HIGHER EDUCATION BUBBLE UPDATE: States Are Slashing College Budgets and Raising Tuition.

The proposals are part of a decades-long shift of making students pay for an increasing share of postsecondary education, leading to tuition increases at public institutions that outpace those at private schools. They come as a diploma, a driver of social and economic mobility that fueled the country’s post-war boom, is more important than ever to both individual and state prosperity.

“When we’re saying more and more Americans need to have this education, we’re pricing it so that the vast group that has never had it before can’t afford it,” said George Pernsteiner, president of the State Higher Education Executive Officers association.

Two-thirds of the 165 million U.S. jobs in 2020 will require education beyond high school, according to Georgetown University’s Center on Education and the Workforce.
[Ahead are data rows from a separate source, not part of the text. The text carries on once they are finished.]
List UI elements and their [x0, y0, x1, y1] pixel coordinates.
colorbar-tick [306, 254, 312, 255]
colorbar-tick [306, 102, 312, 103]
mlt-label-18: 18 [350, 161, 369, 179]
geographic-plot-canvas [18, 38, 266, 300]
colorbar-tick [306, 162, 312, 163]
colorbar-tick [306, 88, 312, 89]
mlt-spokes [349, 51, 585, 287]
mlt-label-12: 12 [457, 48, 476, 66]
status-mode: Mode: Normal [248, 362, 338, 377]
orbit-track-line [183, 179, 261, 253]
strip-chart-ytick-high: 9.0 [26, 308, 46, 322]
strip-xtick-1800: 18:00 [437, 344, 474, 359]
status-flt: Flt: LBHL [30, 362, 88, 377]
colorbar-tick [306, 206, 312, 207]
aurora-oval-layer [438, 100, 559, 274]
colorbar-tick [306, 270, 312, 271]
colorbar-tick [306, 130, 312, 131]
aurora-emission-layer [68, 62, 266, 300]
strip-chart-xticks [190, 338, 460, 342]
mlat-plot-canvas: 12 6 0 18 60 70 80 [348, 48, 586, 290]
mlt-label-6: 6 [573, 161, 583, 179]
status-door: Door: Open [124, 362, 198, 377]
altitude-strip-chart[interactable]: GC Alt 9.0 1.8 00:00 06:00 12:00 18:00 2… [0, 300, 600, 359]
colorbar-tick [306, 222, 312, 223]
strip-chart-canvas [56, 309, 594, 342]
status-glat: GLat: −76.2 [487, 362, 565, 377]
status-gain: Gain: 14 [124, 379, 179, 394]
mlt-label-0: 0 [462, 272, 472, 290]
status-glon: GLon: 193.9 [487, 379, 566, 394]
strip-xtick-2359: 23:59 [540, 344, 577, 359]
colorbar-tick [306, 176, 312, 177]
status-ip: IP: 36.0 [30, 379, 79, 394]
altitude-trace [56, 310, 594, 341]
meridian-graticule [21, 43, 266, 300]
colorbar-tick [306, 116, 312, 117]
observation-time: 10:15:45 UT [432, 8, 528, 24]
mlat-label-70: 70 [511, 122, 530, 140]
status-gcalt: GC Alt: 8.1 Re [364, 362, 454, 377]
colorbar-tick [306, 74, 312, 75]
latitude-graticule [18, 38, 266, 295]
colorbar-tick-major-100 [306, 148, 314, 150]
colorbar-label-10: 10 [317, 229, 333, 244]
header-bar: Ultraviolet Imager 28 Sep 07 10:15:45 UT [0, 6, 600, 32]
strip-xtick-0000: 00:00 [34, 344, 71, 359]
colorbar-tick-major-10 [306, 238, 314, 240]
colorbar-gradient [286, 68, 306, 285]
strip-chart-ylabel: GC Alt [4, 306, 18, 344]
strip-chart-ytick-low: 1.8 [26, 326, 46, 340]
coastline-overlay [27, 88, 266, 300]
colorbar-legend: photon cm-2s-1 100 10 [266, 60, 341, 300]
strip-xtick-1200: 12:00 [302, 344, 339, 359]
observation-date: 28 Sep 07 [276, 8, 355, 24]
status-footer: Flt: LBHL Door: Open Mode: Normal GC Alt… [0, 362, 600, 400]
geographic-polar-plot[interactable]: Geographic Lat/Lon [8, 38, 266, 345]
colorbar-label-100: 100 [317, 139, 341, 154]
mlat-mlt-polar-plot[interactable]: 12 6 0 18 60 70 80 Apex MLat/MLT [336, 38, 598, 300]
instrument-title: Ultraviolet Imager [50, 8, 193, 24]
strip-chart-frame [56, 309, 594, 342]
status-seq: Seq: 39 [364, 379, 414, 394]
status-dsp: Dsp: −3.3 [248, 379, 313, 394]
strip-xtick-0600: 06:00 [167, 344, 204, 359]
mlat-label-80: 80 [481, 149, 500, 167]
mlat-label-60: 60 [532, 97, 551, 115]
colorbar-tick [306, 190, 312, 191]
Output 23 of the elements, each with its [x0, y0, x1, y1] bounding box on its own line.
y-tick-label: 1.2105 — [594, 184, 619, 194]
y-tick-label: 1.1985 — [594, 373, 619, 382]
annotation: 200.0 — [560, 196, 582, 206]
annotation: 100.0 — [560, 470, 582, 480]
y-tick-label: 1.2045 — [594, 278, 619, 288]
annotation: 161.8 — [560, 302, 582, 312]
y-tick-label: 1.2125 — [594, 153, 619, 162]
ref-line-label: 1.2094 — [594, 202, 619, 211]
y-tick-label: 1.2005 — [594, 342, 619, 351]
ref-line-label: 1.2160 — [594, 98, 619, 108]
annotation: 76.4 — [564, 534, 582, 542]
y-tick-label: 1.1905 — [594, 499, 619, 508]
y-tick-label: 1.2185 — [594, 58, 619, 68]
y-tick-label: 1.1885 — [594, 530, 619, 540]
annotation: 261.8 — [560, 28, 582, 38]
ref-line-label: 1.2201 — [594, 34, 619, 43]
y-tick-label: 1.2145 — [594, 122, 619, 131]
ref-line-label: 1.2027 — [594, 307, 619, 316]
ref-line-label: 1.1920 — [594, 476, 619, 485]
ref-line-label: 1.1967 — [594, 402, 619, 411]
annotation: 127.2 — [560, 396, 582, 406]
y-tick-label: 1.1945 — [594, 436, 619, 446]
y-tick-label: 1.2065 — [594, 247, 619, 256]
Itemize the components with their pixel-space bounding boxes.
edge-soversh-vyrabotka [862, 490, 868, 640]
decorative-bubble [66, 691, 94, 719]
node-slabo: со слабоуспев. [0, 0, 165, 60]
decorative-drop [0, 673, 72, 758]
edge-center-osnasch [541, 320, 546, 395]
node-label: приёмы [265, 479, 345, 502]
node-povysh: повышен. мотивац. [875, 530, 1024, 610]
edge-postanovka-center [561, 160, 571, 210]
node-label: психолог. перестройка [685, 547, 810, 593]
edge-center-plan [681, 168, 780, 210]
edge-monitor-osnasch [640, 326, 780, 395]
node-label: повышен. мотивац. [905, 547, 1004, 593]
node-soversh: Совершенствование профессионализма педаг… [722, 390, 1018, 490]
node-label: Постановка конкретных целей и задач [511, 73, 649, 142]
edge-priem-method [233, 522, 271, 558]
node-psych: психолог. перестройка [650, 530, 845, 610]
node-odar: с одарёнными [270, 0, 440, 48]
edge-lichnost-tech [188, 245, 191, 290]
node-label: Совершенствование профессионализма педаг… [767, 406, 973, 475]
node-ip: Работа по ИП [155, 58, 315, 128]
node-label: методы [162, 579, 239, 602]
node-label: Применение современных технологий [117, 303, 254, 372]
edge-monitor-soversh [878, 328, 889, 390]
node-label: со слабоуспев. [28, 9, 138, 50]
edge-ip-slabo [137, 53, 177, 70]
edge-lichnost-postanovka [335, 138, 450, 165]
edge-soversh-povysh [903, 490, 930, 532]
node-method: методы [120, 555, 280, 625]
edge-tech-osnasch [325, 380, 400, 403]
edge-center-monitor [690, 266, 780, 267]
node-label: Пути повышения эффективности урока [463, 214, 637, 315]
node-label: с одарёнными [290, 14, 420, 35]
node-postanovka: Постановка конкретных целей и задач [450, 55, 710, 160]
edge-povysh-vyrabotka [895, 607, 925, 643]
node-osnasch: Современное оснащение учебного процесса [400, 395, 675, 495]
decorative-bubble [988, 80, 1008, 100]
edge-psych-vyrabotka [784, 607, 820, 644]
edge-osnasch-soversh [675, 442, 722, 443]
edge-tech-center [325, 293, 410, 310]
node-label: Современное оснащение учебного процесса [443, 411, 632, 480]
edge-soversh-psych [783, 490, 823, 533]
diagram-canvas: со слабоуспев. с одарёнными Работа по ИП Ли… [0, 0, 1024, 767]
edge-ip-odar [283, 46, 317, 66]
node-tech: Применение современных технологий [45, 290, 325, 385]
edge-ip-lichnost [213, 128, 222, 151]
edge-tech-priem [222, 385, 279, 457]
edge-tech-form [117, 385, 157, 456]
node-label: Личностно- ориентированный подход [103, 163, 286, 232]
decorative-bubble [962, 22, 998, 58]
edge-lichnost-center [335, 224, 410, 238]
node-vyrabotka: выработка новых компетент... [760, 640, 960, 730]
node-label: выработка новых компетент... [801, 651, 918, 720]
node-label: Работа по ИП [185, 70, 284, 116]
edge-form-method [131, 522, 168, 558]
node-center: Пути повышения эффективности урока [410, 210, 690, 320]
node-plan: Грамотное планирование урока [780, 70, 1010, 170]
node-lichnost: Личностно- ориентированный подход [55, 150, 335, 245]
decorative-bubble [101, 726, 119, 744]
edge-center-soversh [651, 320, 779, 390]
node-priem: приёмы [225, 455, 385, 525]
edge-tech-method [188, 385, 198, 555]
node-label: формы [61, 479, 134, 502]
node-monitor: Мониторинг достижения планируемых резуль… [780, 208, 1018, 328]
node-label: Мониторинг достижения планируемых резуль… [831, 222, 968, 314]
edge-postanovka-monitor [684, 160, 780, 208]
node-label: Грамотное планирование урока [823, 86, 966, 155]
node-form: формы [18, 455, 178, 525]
In 1973, fewer than a third did.

Students and families are shouldering a bigger share of the burden. Tuition accounted for about 48 percent of public higher-education revenue in 2013, the latest year for which data are available, according to Pernsteiner’s organization, which is based in Boulder, Colorado. That’s double what it was in 1988.

The process has gone on for decades, driven largely by the fact that entitlement and wealth-transfer programs (ironically, overwhelmingly supported by the professoriate) get higher priority with politicians than higher education spending because they’re more effective vote-buying tools. By supporting a welfare state, academics created budgetary competition that they can’t beat.